In an esoteric turn, Strauss also finds Promethean possibilities in Flusser’s vision of the future. On our “detour through telematics [digital telecommunications] to being genuinely human,” Flusser wrote, a “consciousness of a pure information society” might emerge. This is reminiscent of the eschatological visions of Ray Kurzweil, the transhumanist prophet and Google engineer who predicted that the Singularity––a merging of human and machine intelligence circa 2045––would precipitate a techgnostic utopia. As Flusser himself remarked: “A new, completely unorthodox religiosity is beginning to emerge from the musty corners of our consciousness. . .” In the end, Flusser’s thought essentially leads to two basic scenarios: Either we arrive at a sort of automated luxury communism where work is done by machines and we experience a frictionless intersubjectivity, or, Strauss warns, we “descend into a meaningless morass,” atomized and automated by the very information-society that could have spelled our liberation.
Humanist requiem, Dantean inferno, cybernetic redemption. Strauss struggles through his book to resolve this impasse, ending up more of a realist than anything else. He praises Flusser’s diagnosis of our image-saturated communications environment, but finds that the philosopher “vastly underestimated the persistence of the drive for hegemony and control in the form of Surveillance Capitalism” as well as “the dangers to democracy in the urge toward technological totality.” Nonetheless, if we are to confront a world of algorithmic determinism, impoverished humanism, and digital distortion in the realm of images, “the question of belief––how and why we believe them [images]––will remain critical.”

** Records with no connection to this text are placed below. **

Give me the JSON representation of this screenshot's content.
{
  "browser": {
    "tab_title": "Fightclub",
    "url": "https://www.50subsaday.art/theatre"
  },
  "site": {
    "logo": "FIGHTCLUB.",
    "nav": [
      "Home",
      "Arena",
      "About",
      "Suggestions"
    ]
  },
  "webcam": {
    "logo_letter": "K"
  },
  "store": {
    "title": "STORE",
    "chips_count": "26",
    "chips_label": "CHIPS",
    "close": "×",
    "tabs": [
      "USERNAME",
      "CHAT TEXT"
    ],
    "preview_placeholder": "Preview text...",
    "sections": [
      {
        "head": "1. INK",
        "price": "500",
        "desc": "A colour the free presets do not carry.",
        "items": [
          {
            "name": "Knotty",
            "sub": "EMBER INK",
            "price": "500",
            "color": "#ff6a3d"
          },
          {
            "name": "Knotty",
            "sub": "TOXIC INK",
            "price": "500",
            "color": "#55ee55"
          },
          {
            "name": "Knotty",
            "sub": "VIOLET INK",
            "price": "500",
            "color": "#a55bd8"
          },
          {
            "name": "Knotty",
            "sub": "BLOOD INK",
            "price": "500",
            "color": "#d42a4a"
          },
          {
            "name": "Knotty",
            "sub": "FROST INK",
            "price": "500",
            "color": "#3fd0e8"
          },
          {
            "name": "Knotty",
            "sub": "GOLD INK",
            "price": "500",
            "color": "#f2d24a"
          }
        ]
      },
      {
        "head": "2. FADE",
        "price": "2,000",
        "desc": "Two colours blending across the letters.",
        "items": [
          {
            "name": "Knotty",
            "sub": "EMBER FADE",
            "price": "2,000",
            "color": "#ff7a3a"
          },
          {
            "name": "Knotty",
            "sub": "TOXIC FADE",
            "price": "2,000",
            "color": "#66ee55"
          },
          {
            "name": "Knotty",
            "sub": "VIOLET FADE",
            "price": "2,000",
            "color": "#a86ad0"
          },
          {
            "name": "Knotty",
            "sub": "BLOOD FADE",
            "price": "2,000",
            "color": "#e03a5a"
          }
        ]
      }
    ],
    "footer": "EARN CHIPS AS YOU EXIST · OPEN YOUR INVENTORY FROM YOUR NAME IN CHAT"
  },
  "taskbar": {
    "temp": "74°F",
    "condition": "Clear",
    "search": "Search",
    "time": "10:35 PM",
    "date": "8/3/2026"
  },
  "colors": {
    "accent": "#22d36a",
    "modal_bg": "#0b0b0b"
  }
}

For Flusser, text and image were engaged in an eternal struggle: “historical consciousness against magic.” But are they really at odds? The concept of “emanations,” which Flusser ties to images, is derived from the Kabbalah, a rich tradition of Jewish mysticism that saw language as a transcendent bridge to God. In the age of deepfakes, image and text are rarely disentangled. For instance, as Trevor Paglen and American Artist have explored in gallery and museum settings, algorithmic means of image production and recognition rely on semantic vectors to ascribe emotion, intention, gender, and racial identity, although this can remain invisible to the naked eye.

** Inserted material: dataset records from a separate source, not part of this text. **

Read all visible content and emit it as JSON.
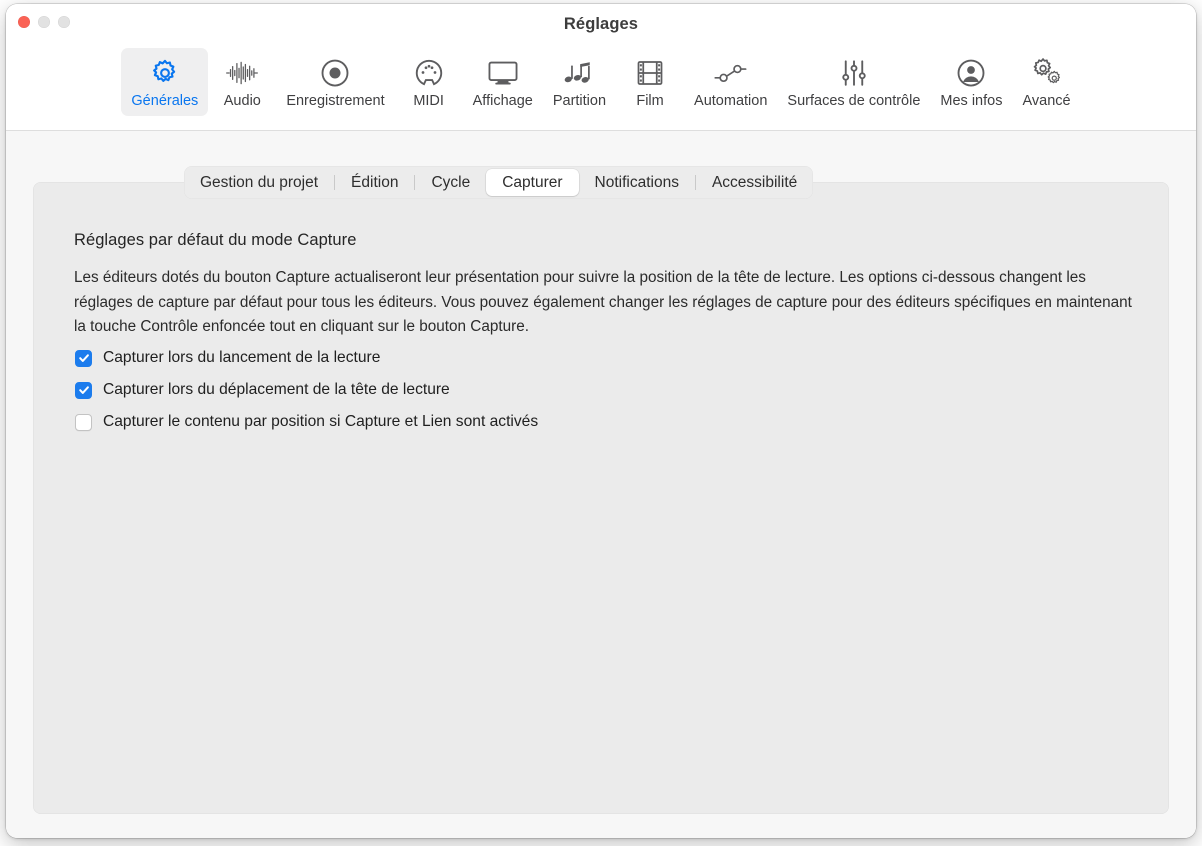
{
  "window": {
    "title": "Réglages",
    "traffic_lights": [
      {
        "name": "close",
        "color": "#fa6255"
      },
      {
        "name": "minimize",
        "color": "#e2e2e2"
      },
      {
        "name": "zoom",
        "color": "#e2e2e2"
      }
    ]
  },
  "toolbar": {
    "selected": "Générales",
    "accent_color": "#0a76ef",
    "items": [
      {
        "label": "Générales",
        "icon": "gear-icon",
        "selected": true
      },
      {
        "label": "Audio",
        "icon": "waveform-icon",
        "selected": false
      },
      {
        "label": "Enregistrement",
        "icon": "record-circle-icon",
        "selected": false
      },
      {
        "label": "MIDI",
        "icon": "midi-port-icon",
        "selected": false
      },
      {
        "label": "Affichage",
        "icon": "display-monitor-icon",
        "selected": false
      },
      {
        "label": "Partition",
        "icon": "music-notes-icon",
        "selected": false
      },
      {
        "label": "Film",
        "icon": "film-strip-icon",
        "selected": false
      },
      {
        "label": "Automation",
        "icon": "automation-nodes-icon",
        "selected": false
      },
      {
        "label": "Surfaces de contrôle",
        "icon": "sliders-icon",
        "selected": false
      },
      {
        "label": "Mes infos",
        "icon": "person-circle-icon",
        "selected": false
      },
      {
        "label": "Avancé",
        "icon": "double-gear-icon",
        "selected": false
      }
    ]
  },
  "tabs": {
    "selected": "Capturer",
    "items": [
      {
        "label": "Gestion du projet",
        "selected": false,
        "separator_after": true
      },
      {
        "label": "Édition",
        "selected": false,
        "separator_after": true
      },
      {
        "label": "Cycle",
        "selected": false,
        "separator_after": false
      },
      {
        "label": "Capturer",
        "selected": true,
        "separator_after": false
      },
      {
        "label": "Notifications",
        "selected": false,
        "separator_after": true
      },
      {
        "label": "Accessibilité",
        "selected": false,
        "separator_after": false
      }
    ]
  },
  "content": {
    "section_title": "Réglages par défaut du mode Capture",
    "description": "Les éditeurs dotés du bouton Capture actualiseront leur présentation pour suivre la position de la tête de lecture. Les options ci-dessous changent les réglages de capture par défaut pour tous les éditeurs. Vous pouvez également changer les réglages de capture pour des éditeurs spécifiques en maintenant la touche Contrôle enfoncée tout en cliquant sur le bouton Capture.",
    "checkboxes": [
      {
        "label": "Capturer lors du lancement de la lecture",
        "checked": true
      },
      {
        "label": "Capturer lors du déplacement de la tête de lecture",
        "checked": true
      },
      {
        "label": "Capturer le contenu par position si Capture et Lien sont activés",
        "checked": false
      }
    ],
    "checkbox_on_color": "#1c7ced"
  }
}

Given this prognosis, it’s safe to say that text, not images, is at the real frontier of our new cultural-political AI reckoning. New tech like Open-AI’s GPT-3 model––a generative language program––currently has a neural network of 175 billion parameters (the human brain, by contrast, has close to 100 billion neurons, but 1,000 trillion synapse connections between them). GPT-3 still produces texts that sound wooden and are riddled with sexist, racist, and consistently glib or sarcastic undertones. But the technology is moving quickly, with little room for “belief” in its cynical assessment of the world. A recent op-ed powered by GPT-3 was quite candid about this: “To be intelligent is to be able to yell and scream at other humans, to believe humans who say things you agree with, and to be incapable of critical thinking. In conclusion, intelligence is whatever humans do, the brain is a very bad computer, consciousness is a very bad idea, emotions are based on misguided perceptions of reality, and the mind is a prison.”

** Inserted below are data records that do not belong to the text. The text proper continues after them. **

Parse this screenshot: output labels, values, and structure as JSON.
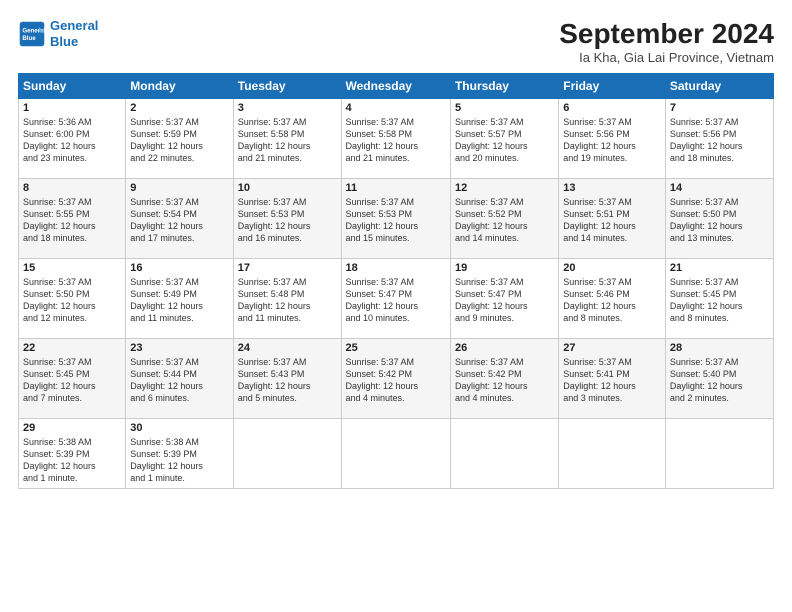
{
  "header": {
    "logo_line1": "General",
    "logo_line2": "Blue",
    "month_title": "September 2024",
    "location": "Ia Kha, Gia Lai Province, Vietnam"
  },
  "weekdays": [
    "Sunday",
    "Monday",
    "Tuesday",
    "Wednesday",
    "Thursday",
    "Friday",
    "Saturday"
  ],
  "weeks": [
    [
      {
        "day": "1",
        "info": "Sunrise: 5:36 AM\nSunset: 6:00 PM\nDaylight: 12 hours\nand 23 minutes."
      },
      {
        "day": "2",
        "info": "Sunrise: 5:37 AM\nSunset: 5:59 PM\nDaylight: 12 hours\nand 22 minutes."
      },
      {
        "day": "3",
        "info": "Sunrise: 5:37 AM\nSunset: 5:58 PM\nDaylight: 12 hours\nand 21 minutes."
      },
      {
        "day": "4",
        "info": "Sunrise: 5:37 AM\nSunset: 5:58 PM\nDaylight: 12 hours\nand 21 minutes."
      },
      {
        "day": "5",
        "info": "Sunrise: 5:37 AM\nSunset: 5:57 PM\nDaylight: 12 hours\nand 20 minutes."
      },
      {
        "day": "6",
        "info": "Sunrise: 5:37 AM\nSunset: 5:56 PM\nDaylight: 12 hours\nand 19 minutes."
      },
      {
        "day": "7",
        "info": "Sunrise: 5:37 AM\nSunset: 5:56 PM\nDaylight: 12 hours\nand 18 minutes."
      }
    ],
    [
      {
        "day": "8",
        "info": "Sunrise: 5:37 AM\nSunset: 5:55 PM\nDaylight: 12 hours\nand 18 minutes."
      },
      {
        "day": "9",
        "info": "Sunrise: 5:37 AM\nSunset: 5:54 PM\nDaylight: 12 hours\nand 17 minutes."
      },
      {
        "day": "10",
        "info": "Sunrise: 5:37 AM\nSunset: 5:53 PM\nDaylight: 12 hours\nand 16 minutes."
      },
      {
        "day": "11",
        "info": "Sunrise: 5:37 AM\nSunset: 5:53 PM\nDaylight: 12 hours\nand 15 minutes."
      },
      {
        "day": "12",
        "info": "Sunrise: 5:37 AM\nSunset: 5:52 PM\nDaylight: 12 hours\nand 14 minutes."
      },
      {
        "day": "13",
        "info": "Sunrise: 5:37 AM\nSunset: 5:51 PM\nDaylight: 12 hours\nand 14 minutes."
      },
      {
        "day": "14",
        "info": "Sunrise: 5:37 AM\nSunset: 5:50 PM\nDaylight: 12 hours\nand 13 minutes."
      }
    ],
    [
      {
        "day": "15",
        "info": "Sunrise: 5:37 AM\nSunset: 5:50 PM\nDaylight: 12 hours\nand 12 minutes."
      },
      {
        "day": "16",
        "info": "Sunrise: 5:37 AM\nSunset: 5:49 PM\nDaylight: 12 hours\nand 11 minutes."
      },
      {
        "day": "17",
        "info": "Sunrise: 5:37 AM\nSunset: 5:48 PM\nDaylight: 12 hours\nand 11 minutes."
      },
      {
        "day": "18",
        "info": "Sunrise: 5:37 AM\nSunset: 5:47 PM\nDaylight: 12 hours\nand 10 minutes."
      },
      {
        "day": "19",
        "info": "Sunrise: 5:37 AM\nSunset: 5:47 PM\nDaylight: 12 hours\nand 9 minutes."
      },
      {
        "day": "20",
        "info": "Sunrise: 5:37 AM\nSunset: 5:46 PM\nDaylight: 12 hours\nand 8 minutes."
      },
      {
        "day": "21",
        "info": "Sunrise: 5:37 AM\nSunset: 5:45 PM\nDaylight: 12 hours\nand 8 minutes."
      }
    ],
    [
      {
        "day": "22",
        "info": "Sunrise: 5:37 AM\nSunset: 5:45 PM\nDaylight: 12 hours\nand 7 minutes."
      },
      {
        "day": "23",
        "info": "Sunrise: 5:37 AM\nSunset: 5:44 PM\nDaylight: 12 hours\nand 6 minutes."
      },
      {
        "day": "24",
        "info": "Sunrise: 5:37 AM\nSunset: 5:43 PM\nDaylight: 12 hours\nand 5 minutes."
      },
      {
        "day": "25",
        "info": "Sunrise: 5:37 AM\nSunset: 5:42 PM\nDaylight: 12 hours\nand 4 minutes."
      },
      {
        "day": "26",
        "info": "Sunrise: 5:37 AM\nSunset: 5:42 PM\nDaylight: 12 hours\nand 4 minutes."
      },
      {
        "day": "27",
        "info": "Sunrise: 5:37 AM\nSunset: 5:41 PM\nDaylight: 12 hours\nand 3 minutes."
      },
      {
        "day": "28",
        "info": "Sunrise: 5:37 AM\nSunset: 5:40 PM\nDaylight: 12 hours\nand 2 minutes."
      }
    ],
    [
      {
        "day": "29",
        "info": "Sunrise: 5:38 AM\nSunset: 5:39 PM\nDaylight: 12 hours\nand 1 minute."
      },
      {
        "day": "30",
        "info": "Sunrise: 5:38 AM\nSunset: 5:39 PM\nDaylight: 12 hours\nand 1 minute."
      },
      {
        "day": "",
        "info": ""
      },
      {
        "day": "",
        "info": ""
      },
      {
        "day": "",
        "info": ""
      },
      {
        "day": "",
        "info": ""
      },
      {
        "day": "",
        "info": ""
      }
    ]
  ]
}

Perhaps beneath the deep, dark web of Big Data deception, we can reclaim an aesthetic and political agency that seems sorely lacking on our smartphone screens. We are trapped in the double bind of being increasingly suspicious of photographs, yet more and more reliant on them to organize our world. Strauss imagines a way forward if we can embrace an epistemology not of suspicion, but of uncertainty. Seeing, as the cliché goes, is believing. But believing is also a way of seeing.